27 Kasım 2019 00:04

Alman casus

Almanya Büyükelçiliği binası

Fotoğraf: Google Maps

Paylaş

Ankara’da bir avukat tutuklandı. Yandaş basın avukatın Almanya için casusluk yaptığını iddia ediyor. Dosyada gizlilik kararı varken ve şüphelinin avukatları dosya hakkında bilgi alamazken, yandaş basının dosya ile ilgili ne kadarı doğru ne kadarı yalan olduğu bilinmeyen bilgiler paylaşması da son yılların bir yargı pratiği. İddianameden önce yandaş basın aracılığı ile algı oluşturma ve sonra tutuklama…

Yandaş basının yazdığına göre avukat, Almanya’ya casusluk yapıyormuş! Casusluk iddiasının kanıtı ise avukatın bazı ceza davalarının dosyalarını incelediği ve dosya ile ilgili bilgileri Almanya resmi makamlarına (ve hatta bazı başka AB ülkelerine) aktardığı iddiasından ibaret. Alman yetkilileri ise böyle bir iddianın saçma olduğunu, tamamen Türkiye mevzuatı çerçevesinde bir avukatın yetkileri çerçevesinde yapılan işin casusluk olarak tanımlanmasının garip olduğunu söylüyorlar. Onların söylediklerine göre; her yıl Türkiye’den Almanya, Fransa, İsviçre vd. ülkelere T.C. vatandaşı binlerce kişi siyasi sığınma talebinde bulunuyor. Kendinin siyasi nedenlerle baskı altında olduğuna dair birtakım iddialar da bulunuyor. Türkiye’de yargılandığını, işkence gördüğünü vb. anlatıyor. Bu iddiaları ile ilgili belgeler veriyor. Bu iddiaların bir kısmı doğru ama bir kısmı da sahte. Ekonomik nedenlerle iltica etmek isteyenler de kendini siyasi mülteci olarak takdim ediyor. Sahte başvurularla ilgili binlerce örnek var.

Geçen gün avukat arkadaşlarla konuşurken o kadar ilginç örnekler anlatıldı ki; şaşırmamak mümkün değil. Adana’dan biri kendini PKK sempatizanı olarak takdim edip, Adana’da aleyhine devam eden bir dava olduğunu, işkence gördüğünü, iade edilirse yeniden işkence göreceğini vs. anlatmış. Araştırıldığında o kişinin bir polis olduğu, PKK’li olduğu iddia edilen birine işkence yaptığı için hakkında dava açıldığı ve ceza aldığı, bu nedenle kaçtığı ve iltica talebinin kabul edilmesi için bu iddiaları ileri sürdüğü ortaya çıkmış.
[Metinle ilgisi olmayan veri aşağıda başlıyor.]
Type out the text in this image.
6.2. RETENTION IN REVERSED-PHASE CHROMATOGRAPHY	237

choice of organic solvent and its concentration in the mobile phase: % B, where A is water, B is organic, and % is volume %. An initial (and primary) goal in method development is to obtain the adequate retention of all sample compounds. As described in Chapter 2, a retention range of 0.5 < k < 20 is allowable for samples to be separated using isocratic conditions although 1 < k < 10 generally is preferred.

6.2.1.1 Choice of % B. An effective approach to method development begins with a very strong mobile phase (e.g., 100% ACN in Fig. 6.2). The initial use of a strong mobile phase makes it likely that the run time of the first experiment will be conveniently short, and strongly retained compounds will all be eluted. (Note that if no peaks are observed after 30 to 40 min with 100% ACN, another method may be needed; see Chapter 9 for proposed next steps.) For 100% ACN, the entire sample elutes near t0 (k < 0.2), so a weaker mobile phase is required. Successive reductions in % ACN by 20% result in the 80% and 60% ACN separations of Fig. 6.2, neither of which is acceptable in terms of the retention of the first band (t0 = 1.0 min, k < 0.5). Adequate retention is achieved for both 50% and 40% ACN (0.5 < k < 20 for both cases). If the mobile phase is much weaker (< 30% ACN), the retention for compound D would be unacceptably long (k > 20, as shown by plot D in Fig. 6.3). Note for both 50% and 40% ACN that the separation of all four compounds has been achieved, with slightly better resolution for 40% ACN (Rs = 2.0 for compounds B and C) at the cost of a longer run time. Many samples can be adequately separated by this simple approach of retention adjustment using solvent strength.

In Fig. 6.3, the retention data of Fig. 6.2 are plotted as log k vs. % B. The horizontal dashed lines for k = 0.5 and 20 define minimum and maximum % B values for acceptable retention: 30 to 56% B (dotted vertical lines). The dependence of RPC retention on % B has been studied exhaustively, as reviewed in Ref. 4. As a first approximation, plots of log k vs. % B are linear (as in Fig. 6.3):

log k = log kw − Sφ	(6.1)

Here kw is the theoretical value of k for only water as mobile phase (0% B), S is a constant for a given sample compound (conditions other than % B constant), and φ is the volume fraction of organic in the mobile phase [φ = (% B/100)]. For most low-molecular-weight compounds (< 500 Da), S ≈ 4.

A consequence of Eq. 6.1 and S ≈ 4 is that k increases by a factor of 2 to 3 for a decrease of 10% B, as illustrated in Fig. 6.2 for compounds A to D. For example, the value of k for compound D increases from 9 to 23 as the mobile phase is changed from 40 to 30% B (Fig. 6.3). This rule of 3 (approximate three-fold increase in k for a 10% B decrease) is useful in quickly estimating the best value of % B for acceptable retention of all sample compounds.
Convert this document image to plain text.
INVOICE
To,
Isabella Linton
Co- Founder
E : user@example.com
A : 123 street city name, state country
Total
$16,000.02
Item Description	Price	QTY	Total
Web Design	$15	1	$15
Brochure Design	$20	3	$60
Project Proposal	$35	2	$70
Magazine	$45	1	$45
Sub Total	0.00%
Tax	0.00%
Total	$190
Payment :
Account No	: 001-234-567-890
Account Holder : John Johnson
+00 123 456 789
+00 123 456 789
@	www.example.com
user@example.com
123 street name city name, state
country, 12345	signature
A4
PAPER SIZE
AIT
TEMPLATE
Son yıllarda bir ilticacı taktiğinin de sosyal medya hesaplarında cumhurbaşkanı ya da bakanlar hakkında hakaret içeren paylaşımlar yapıp, bir yakınına kendini ihbar ettirip, hakkında dava açılınca AB ülkelerine gidip sığınma talep etmek olmuş. Çok sayıda sahte başvuru olunca Almanya ve diğerleri başvuruculardan şüphelendiklerinin dava dosyalarını Türkiye’de avukatlara inceletmek yoluna gitmişler.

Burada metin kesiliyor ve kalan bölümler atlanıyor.